Wednesday 8 February 2012

Do You Know How Banks Calculate Mortgage Penalties ?

Recently, one of my clients brother called me and asked me how can he break his current mortgage and have new mortgage at lower rate ?
I asked him to contact his bank and get estimate of penalty as per the standard mortgage terms.
Here are some general calculation usally banks apply in case of mortgage term break before maturity.

 

There are usually 2 methods are used to calculate penalty,
Three months interest penalty or  Interest Rate Differential(IRD), whichever is high 
Let's see if someone has $100000 mortgage remaining at 4 % on a 5 year term mortgage. Assume that current posted rate is 5.30 % and you just paid 36 months installment.
Here I have shown calculations using nominal rate (as opposed to the effective rate) to assist you understand calculation.
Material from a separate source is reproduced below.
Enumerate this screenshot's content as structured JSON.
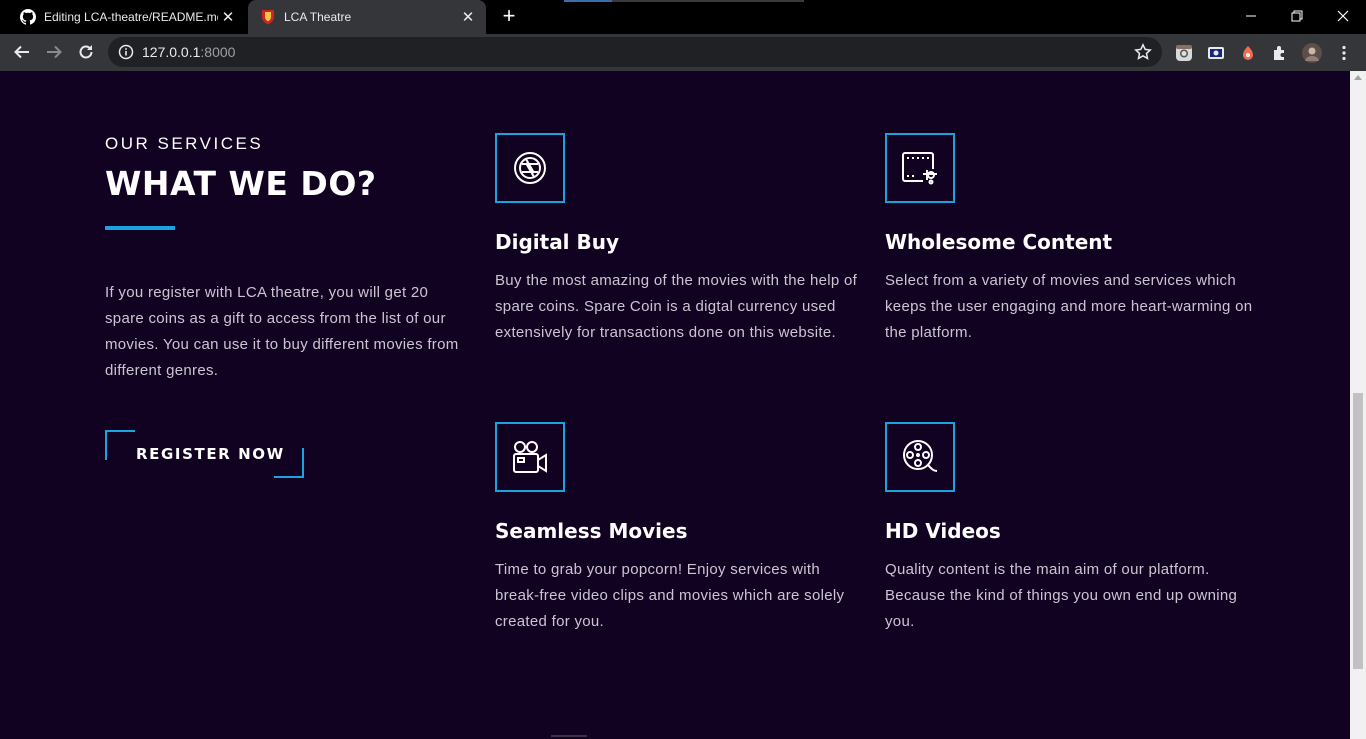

Three-Months' Interest Penalty

(Annual Interest Rate x Balance Outstanding) ÷ 4
(0.04 x $100000)÷ 4 = $1000


Interest Rate Differential
Existing Mortgage Rate = 4 %
Current Posted Mortgage rate = 5.3 % 
Interest Rate Difference = 5..3 -4.0 = 1.3 % 


Interest Differential Penalty Estimate:
Nominal Rate x Balance Outstanding x Number of Years Remaining
0.013 x $100000 x 2 = $2600
In above example bank is going to charge $2600 as penalty for breaking mortgage after 36 months(3 years).